On most afternoons rather than rushing back to the communal house for beer, gin, fags etc it was my habit to go to the cuverie and mingle – check out the triage table, use the jetwasher to clean my boots or Merrrells, or clean cases and buckets – always something to do. I think it was this day that Kirsten got me up on the gantry around the stainless steel tanks of settling Pinot holding a heavy pipe for remontage (pumping over). This was fine for a while until we came to unhook at which point and by accident, casually holding the pipe whilst Kirsten unhooked down below, I inadvertently sprayed myself all down my left side from head to foot – not my fault but all rather damp !! Was always worth being around the cuverie team around 6 p.m for an early evening drink of something tasty from M.Bernard.

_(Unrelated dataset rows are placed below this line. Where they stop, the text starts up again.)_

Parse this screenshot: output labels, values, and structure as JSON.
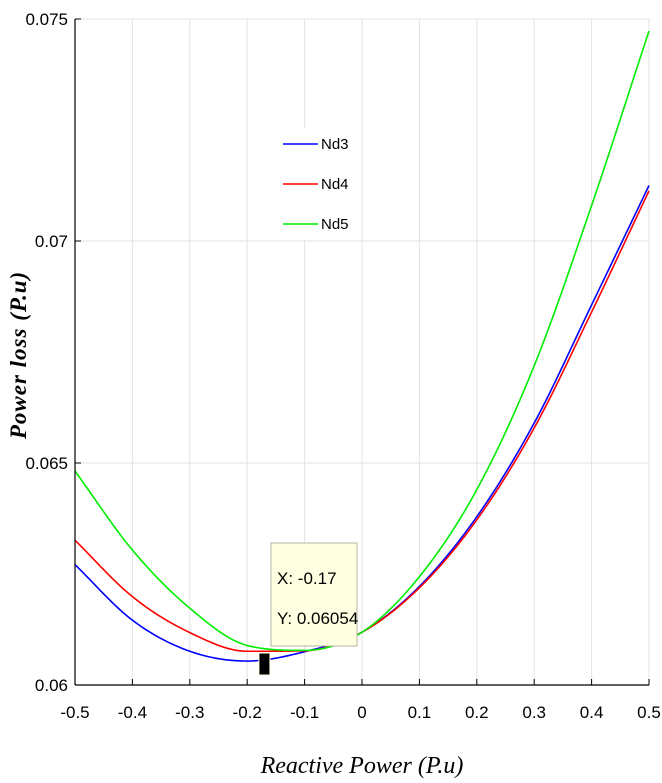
{
  "chart_data": {
    "type": "line",
    "xlabel": "Reactive Power (P.u)",
    "ylabel": "Power loss (P.u)",
    "xlim": [
      -0.5,
      0.5
    ],
    "ylim": [
      0.06,
      0.075
    ],
    "xticks": [
      -0.5,
      -0.4,
      -0.3,
      -0.2,
      -0.1,
      0,
      0.1,
      0.2,
      0.3,
      0.4,
      0.5
    ],
    "xtick_labels": [
      "-0.5",
      "-0.4",
      "-0.3",
      "-0.2",
      "-0.1",
      "0",
      "0.1",
      "0.2",
      "0.3",
      "0.4",
      "0.5"
    ],
    "yticks": [
      0.06,
      0.065,
      0.07,
      0.075
    ],
    "ytick_labels": [
      "0.06",
      "0.065",
      "0.07",
      "0.075"
    ],
    "grid": true,
    "legend_position": "upper-center",
    "x": [
      -0.5,
      -0.4,
      -0.3,
      -0.2,
      -0.1,
      0,
      0.1,
      0.2,
      0.3,
      0.4,
      0.5
    ],
    "series": [
      {
        "name": "Nd3",
        "color": "#0000ff",
        "values": [
          0.06271,
          0.06146,
          0.06076,
          0.06054,
          0.06075,
          0.06119,
          0.06222,
          0.06379,
          0.0659,
          0.06856,
          0.07125
        ]
      },
      {
        "name": "Nd4",
        "color": "#ff0000",
        "values": [
          0.06326,
          0.06199,
          0.06118,
          0.06076,
          0.06077,
          0.06119,
          0.06219,
          0.06372,
          0.06579,
          0.0684,
          0.07113
        ]
      },
      {
        "name": "Nd5",
        "color": "#00ee00",
        "values": [
          0.06482,
          0.06304,
          0.06173,
          0.06089,
          0.06078,
          0.06119,
          0.06244,
          0.0644,
          0.06719,
          0.0708,
          0.07473
        ]
      }
    ],
    "datatip": {
      "x_text": "X: -0.17",
      "y_text": "Y: 0.06054",
      "x": -0.17,
      "y": 0.06054
    }
  }
}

Day 5 to follow with altitude, gradient in Savigny; comment on the mighty Liverpool FC in comparison to some rubbish Manchester team; a move onto Corton Charlemagne; punching the cap down; and a very special evening dinner with special wines.

harvest 2009 – saturday 19th sept

By billn on September 19, 2009 #vintage 2009

Rain overnight but by 9:30 a.m. it’s stopped and the sun is peaking through.

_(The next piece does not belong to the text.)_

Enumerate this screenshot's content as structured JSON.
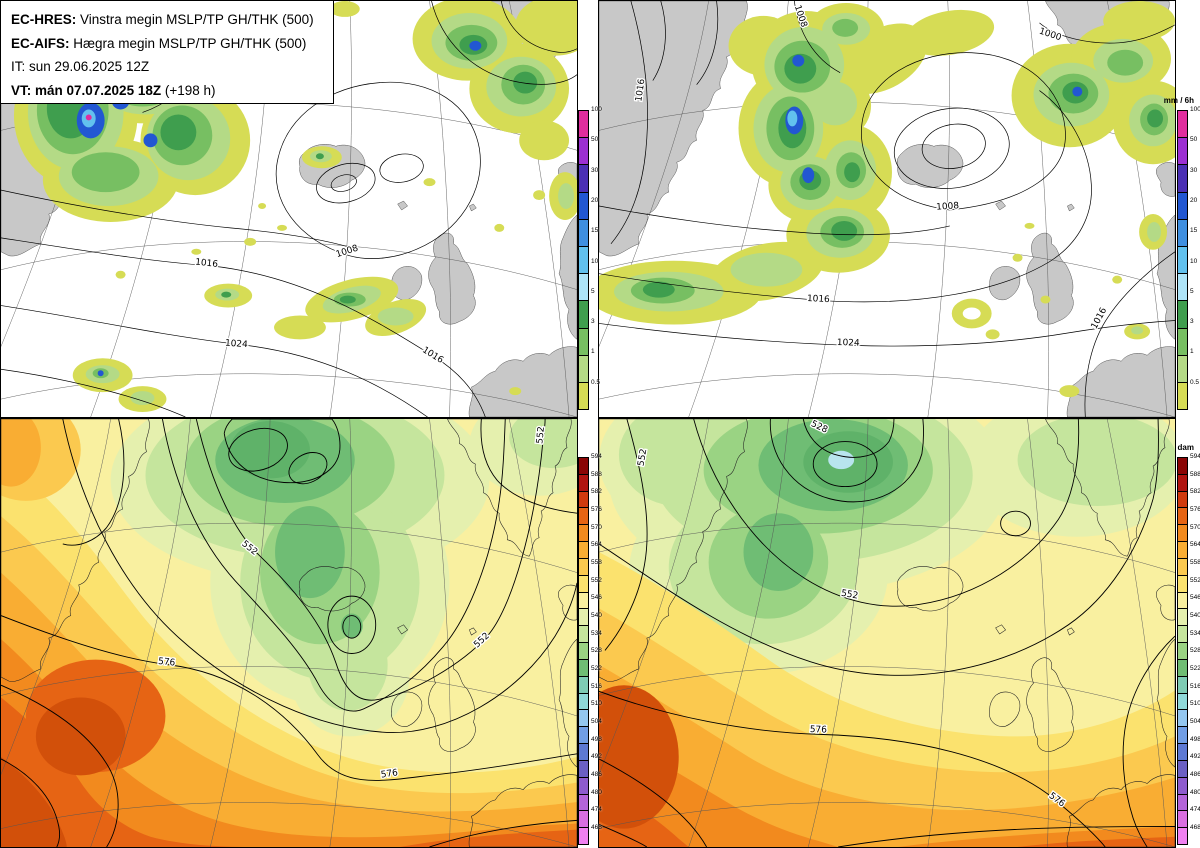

The home team is bringing in Chambertin – it looks almost as good as yesterday’s Latricières, the grapes are a bit wet, still, the vibrating table is removing most of it and the rain doesn’t seemed to have affected the berry size. This is all the fruit for today, though in the cuverie the Ladoix and the Savigny Peuillets are getting some punch-downs. There is still some Santenay villages which is not quite ripe enough and a little Beaune blanc remaining on the vines, the plan is to bring these in on Monday. Météo France are now suggesting rain, rather than storms for Sunday.

A quick tour of some other domaines shows that Kellen Lignier has finished, Carel Voorhuis was aiming to finish yesterday and David Clark was expecting to be done by tomorrow.

Next update on Monday, with some info on the fermentations & extractions…

harvest 2009 – friday 18th sept

By billn on September 19, 2009 #vintage 2009

So it’s Friday, and given the forecasts, and depending on which you believe – Météo France get short shrift from many – quite a number are aiming to end their harvest today. It’s a misty start which doesn’t whisk away the overnight damp very easily, but slowly the sun starts to poke through. By lunchtime there’s not a cloud in the sky and the afternoon basks in 22°C.

At the home domaine they are working flat out! Santenay Clos Rousseau which is super fruit, Marsannay villages (a new contract) that needs about 5% triage for botrytis, otherwise nice, and crowning glory, Latricières-Chambertin, a plot whose produce can be a real mixed bag – only 35kg triaged from 2 tonnes of millerande fruit. The team is stunned! It’s one of the best of the year – I expect great things. One disappointment is that despite pushing, it wasn’t possible to get the Chambertin in, so it will have to wait until tomorrow (Saturday).

harvest 2009 – thursday 17th sept

By billn on September 18, 2009 #vintage 2009

Fog and rain starts the day in Beaune – there is no morning picking at the home domaine. The report is that some growers in Marsannay have cancelled their plans to pick today.

In the late-afternoon the home domaine grapes arrive from Vosne and Charmes-Chambertin – all are in very good shape. Like the previous couple of years the Vosne parcel has very nice fruit so there are about 10-15% whole bunches for the fermentations (nothing to do with the DRC from the other night!).

The reports are still for thunder and lightening at the weekend, so whatever the weather on Friday, the last grapes from Santenay Clos Rousseau – which still look superb – and the rest of the gevrey grand crus will be brought in.

Last for today, a message from Ray, our new boy in the Côtes:

The Charmes and Morey have been cut. Chambertin tomorrow possibly. Things are good. I ended up with the equivelant of 8 barrels of Charmes from Aux Charmes and my Chassin barrels just came in today. So I am happy. Also I got an old 1987 BMW 3 series to run around in. I feel much more at home now with my thrifty lil car. 1200 Euros and it runs like a champ.